New Hampshire Legislation

A view of the New Hampshire State Capitol Building. 
Photo Credit: Jared C. Benedict

In April 2006, the state of New Hampshire adopted the Community Revitalization Tax Relief Incentive Program granting municipalities the authority to provide tax incentives to property owners who substantially rehabilitate underutilized structures. The legislation is intended to stimulate redevelopment projects in the downtown area that serve a public benefit, such as enhancing the area’s economic vitality, increasing residential housing, and preserving or improving historic landmarks. Qualifying projects must invest at least 15 percent of the original property value in rehabilitation costs or $75,000, whichever is less. The tax exemption is based on the value of improvements and is awarded for a period of five years.

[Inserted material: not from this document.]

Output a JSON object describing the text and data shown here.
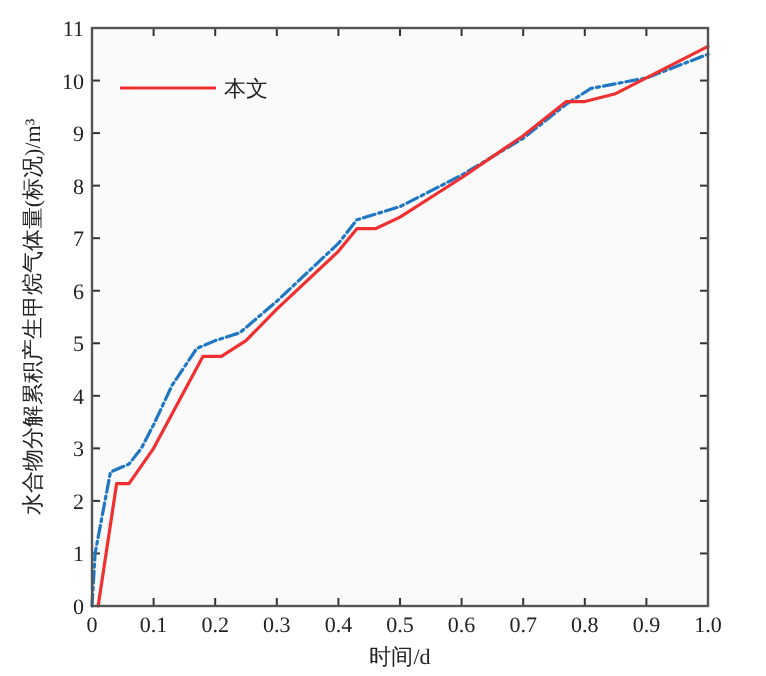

The state also encourages residential development by granting municipalities the authority to provide an additional two years of tax relief for projects that result in new residential units and an additional four years for affordable housing projects.

To further promote affordable housing, the state adopted House Bill 1259 (HB 1259) - Local Housing Commissions, which enables municipalities to establish housing commissions to ensure a balanced housing supply. HB 1259 also allows municipalities to constitute affordable housing revolving funds to help facilitate affordable housing development. Senate Bill 342 (SB 342) - Workforce Housing Law is another key piece of legislation that targets provision of workforce housing opportunities. SB 342 was adopted in June 2008 to require that municipalities provide "reasonable and realistic opportunities" for workforce housing development. The legislation codifies Britton v. Chester, a 1991 New Hampshire Supreme Court ruling that prohibits municipalities from adhering to exclusionary land use policies. In accordance with the legislation, municipalities are to examine the collective impact that land development ordinances and regulations (i.e., lot sizes and overall density requirements) have on the creation and preservation of workforce housing. The Workforce Housing Law also gives developers a right to build an affordable housing project by court order if it's found that the municipality unjustifiably denied the application.


New Hampshire's housing affordability gap has prompted state legislators to adopt policies that aim to address the disproportionate housing supply. In providing tax incentives, allowing the creation of housing commissions, and adopting legislation that reduces the implementation of exclusionary land use policies, the state has taken proactive measures to ensure the viability of the state and its residents.